Independente de qualquer coisa, os episódios que envolveram atos de violência contra caravana do ex-presidente Lula e que começaram em Bagé, é um prelúdio desta onda radical que toma conta de parte da sociedade, que cá para nós, não está assim deveras tão preocupada com a corrupção, se não sua indignação seria bem menos seletiva.

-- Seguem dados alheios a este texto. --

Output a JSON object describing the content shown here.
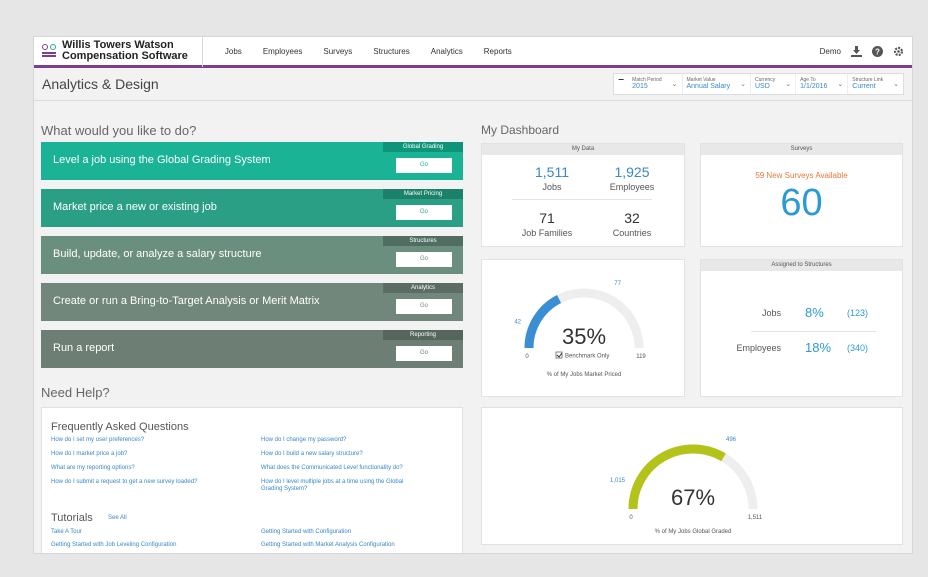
{
  "brand": {
    "name_line1": "Willis Towers Watson",
    "name_line2": "Compensation Software"
  },
  "nav": {
    "items": [
      "Jobs",
      "Employees",
      "Surveys",
      "Structures",
      "Analytics",
      "Reports"
    ],
    "user": "Demo"
  },
  "page": {
    "title": "Analytics & Design"
  },
  "filters": [
    {
      "label": "Match Period",
      "value": "2015"
    },
    {
      "label": "Market Value",
      "value": "Annual Salary"
    },
    {
      "label": "Currency",
      "value": "USD"
    },
    {
      "label": "Age To",
      "value": "1/1/2016"
    },
    {
      "label": "Structure Link",
      "value": "Current"
    }
  ],
  "todo": {
    "heading": "What would you like to do?",
    "actions": [
      {
        "text": "Level a job using the Global Grading System",
        "tag": "Global Grading",
        "go": "Go",
        "color": "#1ab396",
        "tagcolor": "#0e9479"
      },
      {
        "text": "Market price a new or existing job",
        "tag": "Market Pricing",
        "go": "Go",
        "color": "#2a9f86",
        "tagcolor": "#1b8168"
      },
      {
        "text": "Build, update, or analyze a salary structure",
        "tag": "Structures",
        "go": "Go",
        "color": "#6b8f7e",
        "tagcolor": "#4f6e61"
      },
      {
        "text": "Create or run a Bring-to-Target Analysis or Merit Matrix",
        "tag": "Analytics",
        "go": "Go",
        "color": "#72877c",
        "tagcolor": "#5a6c63"
      },
      {
        "text": "Run a report",
        "tag": "Reporting",
        "go": "Go",
        "color": "#6d7f75",
        "tagcolor": "#56665d"
      }
    ]
  },
  "help": {
    "heading": "Need Help?",
    "faq_title": "Frequently Asked Questions",
    "faq_left": [
      "How do I set my user preferences?",
      "How do I market price a job?",
      "What are my reporting options?",
      "How do I submit a request to get a new survey loaded?"
    ],
    "faq_right": [
      "How do I change my password?",
      "How do I build a new salary structure?",
      "What does the Communicated Level functionality do?",
      "How do I level multiple jobs at a time using the Global",
      "Grading System?"
    ],
    "tutorials_title": "Tutorials",
    "see_all": "See All",
    "tut_left": [
      "Take A Tour",
      "Getting Started with Job Leveling Configuration"
    ],
    "tut_right": [
      "Getting Started with Configuration",
      "Getting Started with Market Analysis Configuration"
    ]
  },
  "dashboard": {
    "heading": "My Dashboard",
    "mydata": {
      "title": "My Data",
      "jobs": "1,511",
      "jobs_lbl": "Jobs",
      "employees": "1,925",
      "employees_lbl": "Employees",
      "families": "71",
      "families_lbl": "Job Families",
      "countries": "32",
      "countries_lbl": "Countries"
    },
    "surveys": {
      "title": "Surveys",
      "note": "59 New Surveys Available",
      "count": "60"
    },
    "market": {
      "percent": "35%",
      "fraction": 0.35,
      "left": "42",
      "right": "77",
      "min": "0",
      "max": "119",
      "checkbox": "Benchmark Only",
      "caption": "% of My Jobs Market Priced"
    },
    "structures": {
      "title": "Assigned to Structures",
      "rows": [
        {
          "label": "Jobs",
          "pct": "8%",
          "count": "(123)"
        },
        {
          "label": "Employees",
          "pct": "18%",
          "count": "(340)"
        }
      ]
    },
    "graded": {
      "percent": "67%",
      "fraction": 0.67,
      "left": "1,015",
      "right": "496",
      "min": "0",
      "max": "1,511",
      "caption": "% of My Jobs Global Graded"
    }
  }
}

Na última semana, ainda de forma tímida, alguns colunistas de grandes jornais, já chegam a suscitar a possibilidade de não haver eleições este ano, prorrogando mandatos até 2020. Por interesses tão menores, não é possível mais uma vez colocar nossa já em frangalhos democracia em total risco. O Brasil vem sendo observado internacionalmente e esta falta de estabilidade política não interessa à Nação.
O processo de judicialização da política, quando se extrapolam competências constitucionais e se parte para uma espécie de campanha política, tal como se fosse uma cruzada santa a prisão em segunda instância, nos aponta claramente quão perigoso o caminho que estamos trilhando.
O fato é que nada pode abalar o processo eleitoral de 2018. Precisamos, com todos os candidatos que se apresentarem, eleger um novo ou nova presidente da República para governar o Brasil a partir de 2019. Qualquer outra manobra é mais uma vez um sério ataque a democracia.